En application de l’article 31-3 du même code, dans sa rédaction issue du décret n° 2022-899 du 17 juin 2022 en vigueur au 1er septembre 2022, lorsque le directeur des services judiciaires du tribunal judiciaire refuse de délivrer un certificat de nationalité , l’intéressé peut saisir le tribunal judiciaire qui décide s’il y a lieu de procéder à cette délivrance.
En l’espèce, aux termes de son acte de naissance, [G] [K] est née le 03 novembre 2016 de [N] [K], né le 21 novembre 1970 à [Localité 5] (Syrie) et de [E] [V], née le 04 décembre 1980 à [Localité 5] (Syrie), l’acte mentionnant en marge leur mariage célébré le 10 mars 2003 à [Localité 5].
Il est ainsi justifié de la naissance en France de l’enfant et de sa filiation.
Pour justifier de la qualité d’apatrides des deux parents, il est produit deux décisions d’admission au statut de réfugié-apatride rendues le 03 décembre 2014 par l’OFPRA au bénéfice d’[N] [K] et [E] [V], le statu d’apatride au sens de la Convention de New York du 28 novembre 1954 étant par ailleurs confirmé par un courrier de l’OFPRA daté du 07 janvier 2022 ;
L’enfant [G] [K] est par conséquent née en France de deux parents apatrides, ce qui lui confère la qualité de française.
Il y a lieu par conséquent d’infirmer la décision de refus de délivrance d’un certificat de nationalité française rendue le 23 novembre 2021 par la directrice des services de greffe judiciaires du tribunal judiciaire de Metz et de délivrer ce certificat.
Sur les dépens
En application des dispositions de l’article 696 du code de procédure civile, la partie perdante est condamnée aux dépens, à moins que le juge, par décision motivée, n'en mette la totalité ou une fraction à la charge d'une autre partie.

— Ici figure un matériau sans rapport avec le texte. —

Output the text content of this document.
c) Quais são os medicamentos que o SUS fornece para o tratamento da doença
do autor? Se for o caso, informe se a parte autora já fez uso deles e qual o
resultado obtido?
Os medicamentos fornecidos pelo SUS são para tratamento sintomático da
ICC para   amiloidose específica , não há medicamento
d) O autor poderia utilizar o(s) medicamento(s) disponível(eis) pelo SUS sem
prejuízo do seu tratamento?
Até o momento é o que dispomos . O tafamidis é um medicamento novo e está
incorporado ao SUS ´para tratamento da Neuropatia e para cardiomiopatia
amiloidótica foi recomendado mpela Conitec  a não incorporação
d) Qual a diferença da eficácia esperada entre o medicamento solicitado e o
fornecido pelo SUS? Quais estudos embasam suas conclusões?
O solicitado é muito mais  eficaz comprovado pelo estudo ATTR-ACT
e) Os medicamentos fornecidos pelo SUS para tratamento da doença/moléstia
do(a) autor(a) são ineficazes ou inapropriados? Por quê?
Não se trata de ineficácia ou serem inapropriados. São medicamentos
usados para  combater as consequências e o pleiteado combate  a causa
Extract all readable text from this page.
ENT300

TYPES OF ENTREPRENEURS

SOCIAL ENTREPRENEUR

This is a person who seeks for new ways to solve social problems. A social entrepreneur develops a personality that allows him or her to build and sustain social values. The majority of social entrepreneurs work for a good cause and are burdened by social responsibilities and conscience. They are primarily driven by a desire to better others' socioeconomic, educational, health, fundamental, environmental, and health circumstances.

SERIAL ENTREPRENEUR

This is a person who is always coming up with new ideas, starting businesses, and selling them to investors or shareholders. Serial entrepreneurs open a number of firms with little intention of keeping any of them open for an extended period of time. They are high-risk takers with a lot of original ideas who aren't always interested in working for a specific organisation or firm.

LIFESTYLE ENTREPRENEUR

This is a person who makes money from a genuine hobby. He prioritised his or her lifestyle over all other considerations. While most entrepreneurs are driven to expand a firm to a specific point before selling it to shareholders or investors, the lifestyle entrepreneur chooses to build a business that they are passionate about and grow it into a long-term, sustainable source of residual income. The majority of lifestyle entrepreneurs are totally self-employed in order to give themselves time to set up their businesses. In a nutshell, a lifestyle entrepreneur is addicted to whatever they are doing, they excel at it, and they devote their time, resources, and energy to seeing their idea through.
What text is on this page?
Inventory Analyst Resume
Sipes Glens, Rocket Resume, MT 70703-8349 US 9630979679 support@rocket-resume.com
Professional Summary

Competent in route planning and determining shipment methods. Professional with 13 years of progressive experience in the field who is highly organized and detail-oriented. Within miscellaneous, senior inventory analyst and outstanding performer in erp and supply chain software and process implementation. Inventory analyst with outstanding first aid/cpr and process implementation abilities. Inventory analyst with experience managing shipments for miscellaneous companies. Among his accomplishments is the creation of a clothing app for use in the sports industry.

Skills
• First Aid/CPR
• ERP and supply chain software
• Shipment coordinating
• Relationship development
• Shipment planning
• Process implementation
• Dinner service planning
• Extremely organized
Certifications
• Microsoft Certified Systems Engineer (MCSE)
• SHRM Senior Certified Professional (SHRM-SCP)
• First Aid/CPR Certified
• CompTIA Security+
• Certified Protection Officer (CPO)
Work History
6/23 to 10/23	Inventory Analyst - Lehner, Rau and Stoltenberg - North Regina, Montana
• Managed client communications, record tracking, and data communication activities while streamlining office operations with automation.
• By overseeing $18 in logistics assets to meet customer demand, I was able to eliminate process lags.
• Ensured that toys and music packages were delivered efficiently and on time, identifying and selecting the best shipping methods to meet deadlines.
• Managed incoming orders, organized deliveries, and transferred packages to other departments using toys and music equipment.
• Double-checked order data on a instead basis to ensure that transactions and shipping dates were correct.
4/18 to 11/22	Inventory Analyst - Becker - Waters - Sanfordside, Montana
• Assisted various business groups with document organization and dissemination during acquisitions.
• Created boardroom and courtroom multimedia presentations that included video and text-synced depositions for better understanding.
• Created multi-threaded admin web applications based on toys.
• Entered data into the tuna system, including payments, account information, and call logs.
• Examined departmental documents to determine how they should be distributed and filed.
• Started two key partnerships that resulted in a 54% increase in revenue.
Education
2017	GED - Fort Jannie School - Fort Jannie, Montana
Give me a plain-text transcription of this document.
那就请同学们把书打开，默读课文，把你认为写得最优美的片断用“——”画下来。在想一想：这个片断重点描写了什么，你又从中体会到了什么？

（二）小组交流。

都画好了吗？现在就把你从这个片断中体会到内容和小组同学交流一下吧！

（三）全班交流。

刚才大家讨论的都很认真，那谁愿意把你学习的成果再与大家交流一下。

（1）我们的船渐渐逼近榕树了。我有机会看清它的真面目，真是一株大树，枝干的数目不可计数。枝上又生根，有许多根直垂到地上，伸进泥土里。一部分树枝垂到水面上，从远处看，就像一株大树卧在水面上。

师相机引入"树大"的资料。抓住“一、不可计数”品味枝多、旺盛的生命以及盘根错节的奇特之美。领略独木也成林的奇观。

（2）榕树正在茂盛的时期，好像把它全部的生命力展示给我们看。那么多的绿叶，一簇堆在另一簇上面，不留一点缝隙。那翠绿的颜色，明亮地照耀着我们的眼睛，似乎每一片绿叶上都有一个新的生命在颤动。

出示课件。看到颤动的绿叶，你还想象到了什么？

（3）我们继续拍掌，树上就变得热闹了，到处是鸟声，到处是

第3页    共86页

Les dépens seront laissés à la charge de l’État.
PAR CES MOTIFS
Le tribunal, statuant publiquement par jugement contradictoire prononcé par mise à disposition au greffe, en premier ressort,
INFIRME la décision de la directrice des services de greffe judiciaires du tribunal judiciaire de Metz du 23 novembre 2021 de refus de délivrance d’un certificat de nationalité française de [G] [K], ,
ORDONNE la délivrance d’un certificat de nationalité française de [G] [K], née le 03 novembre 2016 à [Localité 2] (57),
ORDONNE la mention prévue à l’article 28 du Code civil,
LAISSE les dépens à la charge de l’État.